When an idea begins to come together, when it builds into a story, when you see what it could become—there is nothing more exhilarating. For me, that feeling of raw creation is why I write.
But sometimes, as you develop more details, the story begins to fall apart. Maybe it’s too big and complicated. Maybe it’s not really you. Whatever the reason, a story can suddenly not be the bright and shining opportunity it once seemed.
And when that happens, some of the time, you have to let it go.
This is an extremely painful part of the process, and far too easy to confuse with other feelings. How do you know when a story isn’t working, rather than just stuck in doubt or procrastination? How do you know when it’s really time to let a story go forever?
Sometimes, you just have to wait on a story and work on something else while it percolates. That’s not exactly what I’m talking about here.
I’m talking about when you know a story is never going to work, and so you mine it for parts and move on completely. For me, when I leave a story for the future, it always comes back and inserts itself in any new project that I attempt—it makes me think that it’s a story I just can’t let go of, that it’s too good to give up on. But I think it’s more often the case that a story I’ve already worked on feels safe and familiar and easy… even when it’s not.

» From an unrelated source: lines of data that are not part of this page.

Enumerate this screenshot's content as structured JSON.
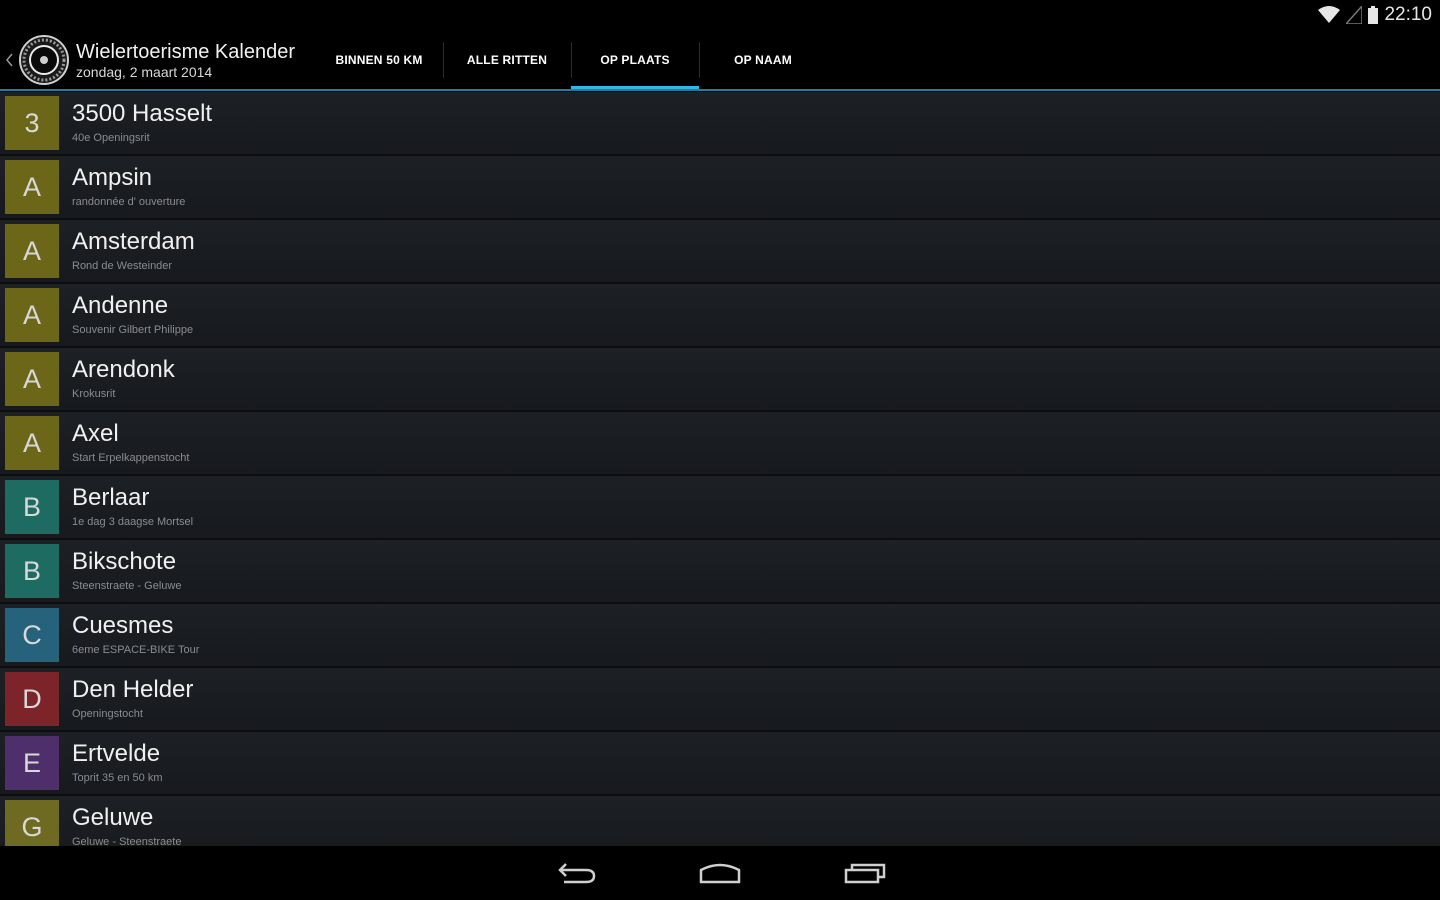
{
  "status_bar": {
    "time": "22:10",
    "icons": [
      "wifi-icon",
      "signal-icon",
      "battery-icon"
    ]
  },
  "action_bar": {
    "title": "Wielertoerisme Kalender",
    "subtitle": "zondag, 2 maart 2014",
    "icons": [
      "up-caret-icon",
      "app-logo-icon"
    ]
  },
  "tabs": [
    {
      "label": "BINNEN 50 KM",
      "selected": false
    },
    {
      "label": "ALLE RITTEN",
      "selected": false
    },
    {
      "label": "OP PLAATS",
      "selected": true
    },
    {
      "label": "OP NAAM",
      "selected": false
    }
  ],
  "list": {
    "rows": [
      {
        "letter": "3",
        "title": "3500 Hasselt",
        "subtitle": "40e Openingsrit",
        "color": "#6b6618"
      },
      {
        "letter": "A",
        "title": "Ampsin",
        "subtitle": "randonnée d' ouverture",
        "color": "#6b6618"
      },
      {
        "letter": "A",
        "title": "Amsterdam",
        "subtitle": "Rond de Westeinder",
        "color": "#6b6618"
      },
      {
        "letter": "A",
        "title": "Andenne",
        "subtitle": "Souvenir Gilbert Philippe",
        "color": "#6b6618"
      },
      {
        "letter": "A",
        "title": "Arendonk",
        "subtitle": "Krokusrit",
        "color": "#6b6618"
      },
      {
        "letter": "A",
        "title": "Axel",
        "subtitle": "Start Erpelkappenstocht",
        "color": "#6b6618"
      },
      {
        "letter": "B",
        "title": "Berlaar",
        "subtitle": "1e dag 3 daagse Mortsel",
        "color": "#1e6b62"
      },
      {
        "letter": "B",
        "title": "Bikschote",
        "subtitle": "Steenstraete - Geluwe",
        "color": "#1e6b62"
      },
      {
        "letter": "C",
        "title": "Cuesmes",
        "subtitle": "6eme ESPACE-BIKE Tour",
        "color": "#26627c"
      },
      {
        "letter": "D",
        "title": "Den Helder",
        "subtitle": "Openingstocht",
        "color": "#7c2429"
      },
      {
        "letter": "E",
        "title": "Ertvelde",
        "subtitle": "Toprit 35 en 50 km",
        "color": "#4e2f6b"
      },
      {
        "letter": "G",
        "title": "Geluwe",
        "subtitle": "Geluwe - Steenstraete",
        "color": "#6e6a22"
      }
    ]
  },
  "nav_bar": {
    "icons": [
      "back-icon",
      "home-icon",
      "recent-apps-icon"
    ]
  }
}
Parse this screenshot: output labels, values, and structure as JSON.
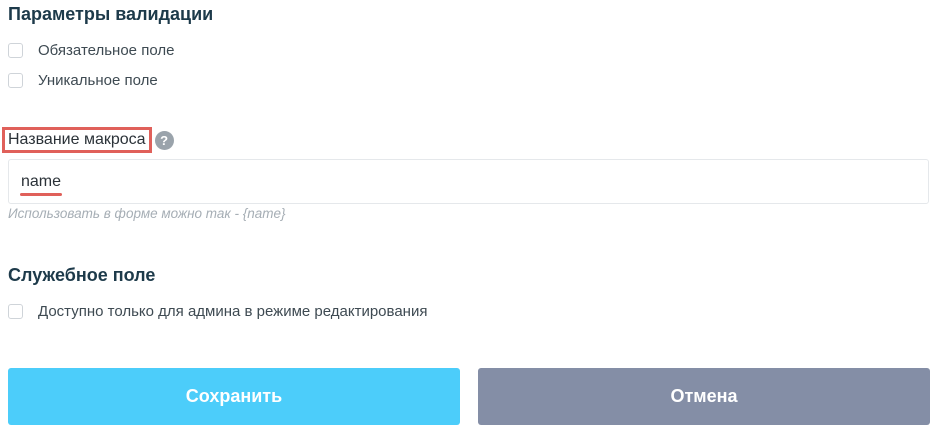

The fact is, I’ve got a story that I’ve worked on fairly consistently for over three years now—I have tried and failed, tried and failed a hundred times to make it work from every angle I can think of. I’ve changed worlds, time periods, characters, age groups, plotting styles, plots entirely—always holding onto the tiny kernel at the center that keeps it the same story.
But the more I try and the more I fail, the more I think that this story is just not going to work. Maybe parts of it can, but not the whole—and if I don’t find a way to let it go for good, it will keep coming back, keep trying to work, distracting me from projects that might actually have a chance.
Maybe those projects won’t be as “good” as the original story, but if they actually get written, then they’re worth a million unfinished ideas. That’s the solid, unavoidable truth, and the only thing that ultimately matters—what you’re writing. Not what you like to think about. Not what you wish you could write someday.
It’s a painful truth to accept, when you love an idea but can’t write the story, that sometimes it just isn’t going to work. But when you’re stuck, sometimes the only way to move is to move on.